Hi people, I have got a Java question for you:
I am working with large fastq file. I want to read the file, search for sequence entries by their description, and write a new fastq file with a subset of reads that match. Simple enough.
I have tried BioJava 1.7.1, the fastq API makes this easy to code (see the code example below), but it's inefficient for real-sized files (say 500MB-1GB). It works for my with small files ( up to 100k reads), but not for larger files, I'm running out of memory, and it will be very slow. I haven't found the right heap size for Java yet, must be >4GB for a 500MB fastq.
The fastq parser attempts to slurp the whole file at once.

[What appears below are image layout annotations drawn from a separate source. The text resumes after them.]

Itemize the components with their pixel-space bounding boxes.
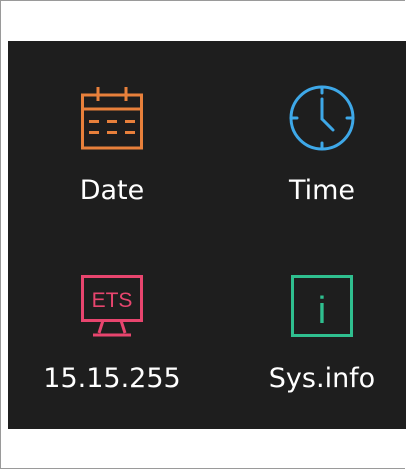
ets-monitor-icon: ETS xyxy=(81,275,143,337)
ets-address-tile[interactable]: ETS 15.15.255 xyxy=(22,229,202,394)
sys-info-label: Sys.info xyxy=(268,363,376,394)
time-tile[interactable]: Time xyxy=(232,41,406,206)
ets-icon-text: ETS xyxy=(92,289,133,312)
info-icon-text: i xyxy=(318,290,326,332)
info-icon: i xyxy=(291,275,353,337)
calendar-icon xyxy=(81,87,143,150)
clock-icon xyxy=(289,85,355,151)
menu-screen: Date Time ETS 15.15.255 i Sys.info xyxy=(8,41,406,429)
date-tile[interactable]: Date xyxy=(22,41,202,206)
ets-address-label: 15.15.255 xyxy=(43,363,181,394)
time-label: Time xyxy=(288,175,356,206)
device-frame: Date Time ETS 15.15.255 i Sys.info xyxy=(0,0,406,469)
date-label: Date xyxy=(79,175,145,206)
sys-info-tile[interactable]: i Sys.info xyxy=(232,229,406,394)
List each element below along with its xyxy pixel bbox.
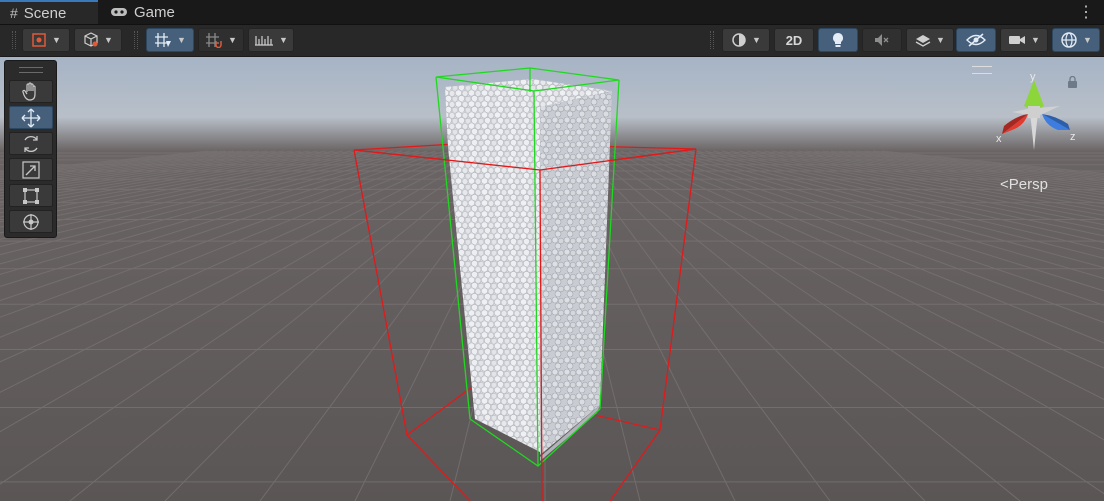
eye-hidden-icon <box>966 33 986 47</box>
gizmo-center-cube[interactable] <box>1028 106 1040 118</box>
projection-toggle[interactable]: <Persp <box>1000 176 1048 193</box>
move-arrows-icon <box>21 108 41 127</box>
move-tool-button[interactable] <box>9 106 53 129</box>
audio-toggle[interactable] <box>862 28 902 52</box>
scene-viewport[interactable] <box>0 57 1104 501</box>
chevron-down-icon: ▼ <box>104 35 113 45</box>
rotate-tool-button[interactable] <box>9 132 53 155</box>
tab-scene[interactable]: # Scene <box>0 0 98 24</box>
chevron-down-icon: ▼ <box>752 35 761 45</box>
rotate-icon <box>24 135 38 152</box>
perspective-chevron-icon: < <box>1000 176 1009 193</box>
render-paths-dropdown[interactable]: ▼ <box>74 28 122 52</box>
kebab-menu-icon[interactable]: ⋮ <box>1078 2 1094 22</box>
rect-tool-button[interactable] <box>9 184 53 207</box>
tab-game[interactable]: Game <box>100 0 190 24</box>
palette-drag-handle[interactable] <box>19 67 43 73</box>
ruler-icon <box>255 36 274 46</box>
grid-magnet-icon <box>206 33 222 48</box>
gizmos-dropdown[interactable]: ▼ <box>1052 28 1100 52</box>
tool-palette <box>4 60 57 238</box>
orientation-gizmo[interactable]: y x z <box>990 68 1080 158</box>
scale-tool-button[interactable] <box>9 158 53 181</box>
scale-icon <box>22 160 40 179</box>
toolbar-grip[interactable] <box>134 31 138 49</box>
camera-icon <box>1009 36 1026 44</box>
grid-snap-toggle[interactable]: ▼ <box>146 28 194 52</box>
scene-toolbar: ▼ ▼ ▼ ▼ ▼ ▼ 2D ▼ ▼ ▼ <box>0 25 1104 57</box>
rect-transform-icon <box>23 187 39 204</box>
shading-mode-dropdown[interactable]: ▼ <box>722 28 770 52</box>
effects-dropdown[interactable]: ▼ <box>906 28 954 52</box>
layers-effects-icon <box>915 35 931 47</box>
gamepad-icon <box>110 4 128 20</box>
tab-game-label: Game <box>134 3 175 21</box>
tab-scene-label: Scene <box>23 4 67 22</box>
lightbulb-icon <box>833 33 843 47</box>
scene-canvas[interactable] <box>0 57 1104 501</box>
gizmo-z-label: z <box>1070 131 1076 143</box>
chevron-down-icon: ▼ <box>936 35 945 45</box>
scene-visibility-toggle[interactable] <box>956 28 996 52</box>
transform-tool-button[interactable] <box>9 210 53 233</box>
gizmo-globe-icon <box>1061 32 1077 48</box>
chevron-down-icon: ▼ <box>228 35 237 45</box>
hand-icon <box>22 81 36 101</box>
gizmo-y-axis[interactable] <box>1024 80 1044 109</box>
toolbar-grip[interactable] <box>710 31 714 49</box>
chevron-down-icon: ▼ <box>1031 35 1040 45</box>
increment-snap-dropdown[interactable]: ▼ <box>198 28 244 52</box>
cube-icon <box>84 32 98 47</box>
chevron-down-icon: ▼ <box>279 35 288 45</box>
gizmo-y-label: y <box>1030 71 1036 83</box>
hash-grid-icon: # <box>10 5 18 21</box>
camera-dropdown[interactable]: ▼ <box>1000 28 1048 52</box>
gizmo-neg-x-axis[interactable] <box>1038 106 1060 116</box>
grid-snap-icon <box>155 33 172 47</box>
tab-bar: # Scene Game ⋮ <box>0 0 1104 25</box>
shading-sphere-icon <box>732 33 746 47</box>
gizmo-menu-icon[interactable] <box>972 66 992 74</box>
toggle-2d-label: 2D <box>785 32 803 48</box>
chevron-down-icon: ▼ <box>1083 35 1092 45</box>
hand-tool-button[interactable] <box>9 80 53 103</box>
projection-label: Persp <box>1008 176 1048 193</box>
snap-settings-dropdown[interactable]: ▼ <box>248 28 294 52</box>
toolbar-grip[interactable] <box>12 31 16 49</box>
gizmo-x-label: x <box>996 133 1002 145</box>
chevron-down-icon: ▼ <box>177 35 186 45</box>
chevron-down-icon: ▼ <box>52 35 61 45</box>
toggle-2d-button[interactable]: 2D <box>774 28 814 52</box>
draw-mode-icon <box>32 33 46 47</box>
audio-mute-icon <box>875 34 889 46</box>
lighting-toggle[interactable] <box>818 28 858 52</box>
draw-mode-dropdown[interactable]: ▼ <box>22 28 70 52</box>
transform-icon <box>23 213 39 230</box>
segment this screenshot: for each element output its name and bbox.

Is there another library to do this more efficiently, or another way to read that file in chunks using BioJava? Only requirements, should fit into less than 2 GB of RAM and be in Java.
Here is my code:
package org.esysbio.fastqparser;
import java.io.FileInputStream;
import java.io.FileNotFoundException;
import java.io.FileOutputStream;
import java.io.IOException;
import java.util.Arrays;
import java.util.HashSet;
import org.biojava.bio.program.fastq.Fastq;
import org.biojava.bio.program.fastq.FastqReader;
import org.biojava.bio.program.fastq.FastqWriter;
import org.biojava.bio.program.fastq.SangerFastqReader;
import org.biojava.bio.program.fastq.SangerFastqWriter;
public class App {
public static void main(String[] args) throws FileNotFoundException,
IOException {
FileInputStream inputFastq = new FileInputStream(args[0]);
FastqReader qReader = new SangerFastqReader();
/* use a hash set for fast search */
HashSet<String> nameset = new HashSet<String>();
/* some dummy names to search for */
String[] names = { "NCC-1701-D",
"NCC-1701-A" };
nameset.addAll(Arrays.asList(names));
FileOutputStream outputFastq = new FileOutputStream(args[1]);
FastqWriter qWriter = new SangerFastqWriter();
int i = 0, j = 0;
/*
* qReader.read(inputFastq) tries to read the whole file in into memory,
* I think this is part of the problem
*/
for (Fastq fastq : qReader.read(inputFastq)) {
i++;
String nam = fastq.getDescription();
if (nameset.contains(nam)) {
j++;
qWriter.write(outputFastq, fastq);
}
}
outputFastq.close();
System.out.println("read " + i + " sequences, wrote " + j);
}
}
Thank you Pierre, yes it works like a charm out of the box, just a bit embarrassing I didn't get the idea myself. For the timing I to the fun to make a little unix grep competitor:
If one removes each entry after finding it once, that allows for another speedup.